You have to pick up your defense at three-quarters court, to stretch the floor and disrupt the triangle offense as much as possible. Most important, you can't let one of the Lakers' role players beat you. But this is where the Lakers have been worst off. The role players have not been of much use thus far. New acquisitions Lindsey Hunter and Mitch Richmond were shooting 38.1 and 39.9 percent, respectively, entering last weekend. Rick Fox was at 40.6 percent. Derek Fisher was at 41.1, and Robert Horry was at 36.9.

It should not come as much of a surprise that all of this subpar play does not bother the Lakers very much, not after what the team endured last season. In addition to the Kobe-vs.-Shaq drama on offense, the Lakers were lax defensively for most of last season. That has not been a problem this season. The team has played well defensively, allowing only 92.4 points per game and shooting a league-best 42.1 percent. When April and May come around, that will be most significant. Last week, Jackson told reporters, "We are a .500-playing team right now, but this isn't unusual. I'm not in a situation where we're anything but fine and OK. If I had a group of guys that were moping around and were depressed about basketball, that'd be a different thing."

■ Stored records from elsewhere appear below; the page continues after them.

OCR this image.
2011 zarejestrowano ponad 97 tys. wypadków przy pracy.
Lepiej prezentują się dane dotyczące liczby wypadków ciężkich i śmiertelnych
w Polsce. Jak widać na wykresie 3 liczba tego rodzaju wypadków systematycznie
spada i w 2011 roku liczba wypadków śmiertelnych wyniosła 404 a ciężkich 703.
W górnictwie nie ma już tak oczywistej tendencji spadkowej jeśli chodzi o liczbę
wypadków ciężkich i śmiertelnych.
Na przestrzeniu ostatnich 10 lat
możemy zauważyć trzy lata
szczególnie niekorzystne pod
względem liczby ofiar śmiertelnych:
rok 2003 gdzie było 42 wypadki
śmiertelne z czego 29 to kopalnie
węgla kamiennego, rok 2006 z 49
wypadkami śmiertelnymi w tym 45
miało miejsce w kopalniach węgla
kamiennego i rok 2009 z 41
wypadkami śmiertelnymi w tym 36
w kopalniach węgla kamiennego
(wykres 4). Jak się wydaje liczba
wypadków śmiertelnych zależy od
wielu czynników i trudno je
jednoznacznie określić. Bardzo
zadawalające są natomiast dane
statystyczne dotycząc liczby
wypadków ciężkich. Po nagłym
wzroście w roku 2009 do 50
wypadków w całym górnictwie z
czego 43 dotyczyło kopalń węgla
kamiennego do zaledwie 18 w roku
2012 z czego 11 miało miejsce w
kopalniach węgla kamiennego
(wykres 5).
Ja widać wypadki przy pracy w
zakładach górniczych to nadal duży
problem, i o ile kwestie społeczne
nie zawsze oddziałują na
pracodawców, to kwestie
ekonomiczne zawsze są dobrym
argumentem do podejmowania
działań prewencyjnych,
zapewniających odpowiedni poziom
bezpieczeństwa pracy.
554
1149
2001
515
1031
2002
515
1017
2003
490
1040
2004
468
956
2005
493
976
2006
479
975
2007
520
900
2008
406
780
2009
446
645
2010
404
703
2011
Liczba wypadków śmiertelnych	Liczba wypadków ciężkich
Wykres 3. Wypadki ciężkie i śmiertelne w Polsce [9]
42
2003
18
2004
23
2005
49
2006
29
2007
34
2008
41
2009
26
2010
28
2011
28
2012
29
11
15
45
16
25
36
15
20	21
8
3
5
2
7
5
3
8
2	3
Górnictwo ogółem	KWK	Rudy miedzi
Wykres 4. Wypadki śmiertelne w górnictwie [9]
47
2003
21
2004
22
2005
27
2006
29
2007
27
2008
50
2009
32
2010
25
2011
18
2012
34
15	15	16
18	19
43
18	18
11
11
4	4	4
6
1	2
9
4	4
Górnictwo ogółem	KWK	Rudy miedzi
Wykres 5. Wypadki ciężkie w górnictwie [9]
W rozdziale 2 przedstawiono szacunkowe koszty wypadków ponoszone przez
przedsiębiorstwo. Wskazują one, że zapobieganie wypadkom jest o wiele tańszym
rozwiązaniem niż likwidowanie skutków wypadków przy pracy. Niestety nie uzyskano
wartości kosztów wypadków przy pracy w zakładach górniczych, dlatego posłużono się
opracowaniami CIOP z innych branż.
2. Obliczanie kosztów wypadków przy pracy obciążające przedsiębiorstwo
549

In the long run, there are teams that can challenge the Lakers but none that can match their postseason experience and none that could keep up with them over seven games. The Timberwolves never have gotten past the first round. The Kings and Mavericks made breakthroughs last season, but in both cases, the breakthrough merely was reaching the second round. Sacramento and Dallas are probably a couple of years from a title run. The last two Eastern teams to face the Lakers in The Finals, the Pacers and Sixers, have undergone significant changes. The last non-Lakers team to win a championship, the Spurs, has only four members of its title squad still on the roster.

The Lakers' struggles often are attributed to nonchalance and boredom, and that might have something to do with it. Certainly, this team is not as obsessed with winning as the record-holding Bulls once were, though it is potentially as dominant. But make no mistake, no matter how poorly the Lakers played in December and January, no team has a better sense of itself and what it takes to play in June than the Lakers.

O'Neal pointed out last week that he would be better able to judge this group in March or April, and with good reason. In the last two seasons, it was around that time that the Lakers galvanized themselves in time for title runs. Two years ago, the Lakers finished with 14 wins in their last 17 games. Last year, the team won eight in a row to close the regular season.